Umur Talu, ilk, orta, liseyi Galatasaray Lisesi'nde yatılı okudu. 1980'de Boğaziçi Üniversitesi Ekonomi'den mezun oldu.

Üniversite döneminde Demiryolu İşçileri Sendikası ve Marmara Boğazları Belediyeler Birliği'nde çalıştı. Günaydın gazetesinde başladığı gazeteciliği, Güneş, Cumhuriyet, Milliyet, Hürriyet, tekrar Milliyet, Star, Sabah, Habertürk'te sürdürdü. Muhabirlik, ekonomi servisi yönetmenliği, yazı işleri müdürlüğü, genel yayın yönetmenliği, köşe yazarlığı, kısa süre Paris temsilciliği yaptı.

Medyakronik başta olmak üzere, çok sayıda web sitesi ile dergide makaleleri yer aldı.

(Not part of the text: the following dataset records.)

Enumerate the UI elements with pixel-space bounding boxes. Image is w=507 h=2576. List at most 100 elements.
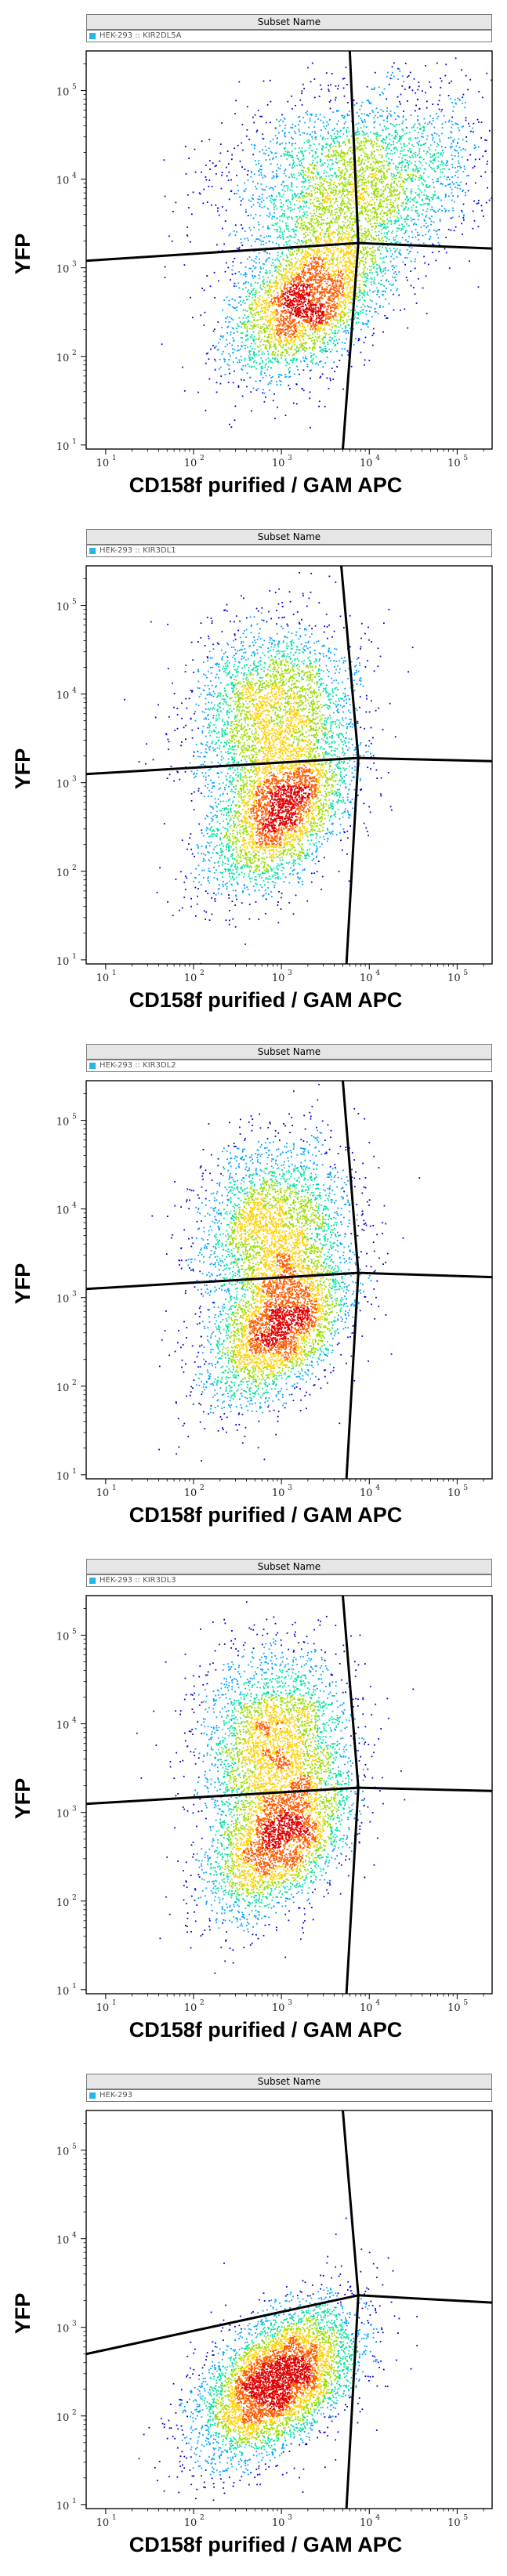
event-dot — [360, 259, 363, 262]
event-dot — [386, 226, 389, 228]
event-dot — [447, 95, 450, 96]
event-dot — [274, 259, 277, 261]
event-dot — [231, 298, 234, 300]
event-dot — [304, 253, 306, 255]
event-dot — [339, 321, 342, 322]
event-dot — [320, 119, 322, 121]
event-dot — [239, 361, 241, 363]
event-dot — [343, 122, 346, 125]
event-dot — [319, 350, 321, 352]
event-dot — [327, 143, 329, 146]
event-dot — [257, 326, 259, 328]
event-dot — [318, 201, 320, 202]
event-dot — [276, 208, 278, 210]
event-dot — [371, 284, 373, 285]
event-dot — [277, 281, 279, 284]
event-dot — [304, 251, 306, 253]
event-dot — [358, 288, 360, 291]
event-dot — [450, 147, 452, 149]
event-dot — [268, 147, 270, 150]
event-dot — [290, 346, 292, 349]
event-dot — [309, 337, 311, 339]
event-dot — [392, 205, 394, 206]
event-dot — [353, 235, 354, 237]
event-dot — [281, 252, 283, 255]
event-dot — [338, 167, 339, 169]
event-dot — [363, 273, 365, 274]
event-dot — [386, 200, 388, 201]
event-dot — [389, 111, 392, 112]
event-dot — [416, 154, 418, 156]
event-dot — [353, 168, 354, 170]
event-dot — [357, 180, 359, 183]
event-dot — [273, 176, 275, 179]
event-dot — [329, 145, 331, 147]
event-dot — [327, 343, 329, 346]
event-dot — [229, 304, 231, 306]
event-dot — [398, 172, 400, 174]
event-dot — [342, 233, 343, 235]
event-dot — [325, 350, 327, 353]
event-dot — [448, 119, 451, 121]
event-dot — [376, 268, 378, 270]
event-dot — [261, 308, 263, 310]
event-dot — [266, 197, 268, 199]
event-dot — [267, 383, 270, 386]
event-dot — [433, 132, 436, 134]
event-dot — [236, 174, 237, 176]
event-dot — [326, 228, 328, 230]
event-dot — [360, 252, 363, 255]
event-dot — [310, 223, 312, 225]
event-dot — [206, 275, 208, 277]
event-dot — [245, 135, 248, 137]
event-dot — [306, 201, 308, 204]
event-dot — [309, 120, 311, 122]
event-dot — [365, 114, 368, 117]
event-dot — [320, 349, 322, 351]
event-dot — [289, 251, 291, 253]
event-dot — [332, 139, 335, 142]
event-dot — [374, 290, 376, 292]
event-dot — [368, 266, 371, 268]
event-dot — [310, 338, 312, 339]
event-dot — [338, 110, 339, 112]
event-dot — [301, 241, 303, 242]
event-dot — [421, 198, 423, 201]
event-dot — [237, 282, 240, 284]
event-dot — [302, 255, 304, 258]
event-dot — [324, 200, 326, 202]
event-dot — [340, 238, 342, 241]
event-dot — [373, 277, 375, 279]
event-dot — [282, 204, 284, 206]
event-dot — [334, 202, 335, 204]
event-dot — [257, 311, 259, 313]
event-dot — [342, 200, 345, 202]
event-dot — [339, 190, 341, 193]
event-dot — [302, 166, 305, 168]
event-dot — [251, 292, 253, 294]
event-dot — [341, 182, 343, 183]
event-dot — [304, 202, 306, 204]
event-dot — [462, 190, 463, 193]
event-dot — [316, 208, 317, 210]
event-dot — [267, 335, 270, 338]
event-dot — [289, 164, 291, 166]
event-dot — [371, 208, 374, 210]
event-dot — [330, 212, 332, 215]
event-dot — [408, 156, 411, 158]
event-dot — [277, 137, 278, 139]
event-dot — [340, 252, 342, 254]
event-dot — [365, 139, 368, 141]
event-dot — [363, 342, 365, 343]
event-dot — [331, 326, 333, 328]
event-dot — [321, 191, 324, 194]
event-dot — [298, 158, 299, 161]
event-dot — [273, 157, 274, 159]
event-dot — [244, 287, 247, 289]
event-dot — [396, 194, 398, 197]
event-dot — [375, 211, 377, 213]
event-dot — [265, 289, 267, 292]
event-dot — [283, 185, 285, 187]
event-dot — [333, 361, 335, 363]
event-dot — [275, 156, 277, 158]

Birkaç dönem Türkiye Gazeteciler Cemiyeti Yönetim Kurulu'na seçildi, başkan yardımcılığında bulundu.

İstanbul Üniversitesi, Bilgi Üniversitesi ve Bahçeşehir Üniversitesi İletişim fakültelerinde ders verdi.

Türkiye medyasında ilk "ombudsman"lik kurumunun kurulmasını gerçekleştirdi. 1998'de Türkiye Gazetecileri Hak ve Sorumluluk Bildirgesi'ni hazırladı.

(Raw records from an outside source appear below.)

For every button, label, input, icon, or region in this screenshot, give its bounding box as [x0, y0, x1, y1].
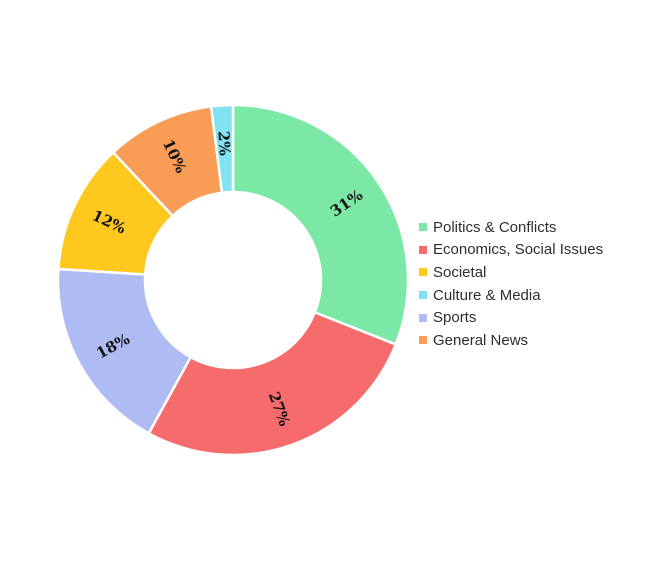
legend-item-culture-media[interactable]: Culture & Media [419, 284, 603, 307]
slice-politics-conflicts[interactable] [231, 103, 410, 346]
slice-value-label-culture-media: 2% [214, 130, 234, 156]
legend-swatch-icon [419, 336, 427, 345]
legend-swatch-icon [419, 268, 427, 277]
legend-swatch-icon [419, 313, 427, 322]
legend-item-societal[interactable]: Societal [419, 261, 603, 284]
legend-swatch-icon [419, 223, 427, 232]
legend-swatch-icon [419, 291, 427, 300]
legend-item-label: Politics & Conflicts [433, 218, 557, 236]
slice-culture-media[interactable] [209, 103, 235, 194]
legend-swatch-icon [419, 245, 427, 254]
legend-item-sports[interactable]: Sports [419, 306, 603, 329]
slice-economics-social-issues[interactable] [147, 311, 397, 457]
legend-item-label: Sports [433, 309, 477, 327]
slice-sports[interactable] [56, 267, 192, 435]
legend-item-politics-conflicts[interactable]: Politics & Conflicts [419, 216, 603, 239]
chart-legend: Politics & Conflicts Economics, Social Is… [419, 216, 603, 352]
legend-item-label: General News [433, 331, 529, 349]
legend-item-label: Culture & Media [433, 286, 541, 304]
legend-item-label: Societal [433, 263, 487, 281]
legend-item-general-news[interactable]: General News [419, 329, 603, 352]
legend-item-label: Economics, Social Issues [433, 241, 604, 259]
legend-item-economics-social-issues[interactable]: Economics, Social Issues [419, 239, 603, 262]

Çalışmaları Türkiye Basın Özgürlüğü Ödülü, iki kez Türkiye Gazeteciler Cemiyeti Köşe Yazısı ÖdülüÇağdaş Gazeteciler Derneği Ödülü başta olmak üzere, çeşitli mesleki ödüllere değer görüldü. Aynı yıl, üç farklı gazetecilik örgütünden köşe yazarı ödülü aldı.

Bodrum: Yüzyıllık Yolculuk, Kadınımızın Hatıra Defteri gibi belgesellerde metin yazarlığını yaptı.

Sosyal Demokrasi, Fransa Bölümü (Turhan) Uçuran Bey Postanesi (Milliyet), Dipsiz Medya (İletişim), Bedelli Gazetecilik (Everest) , Senin Adın Corona Olsun (Literatür) kitapları yayımlandı. Keynes'in (O. E. Moggridge, Afa Yay.) çevirisini yaptı.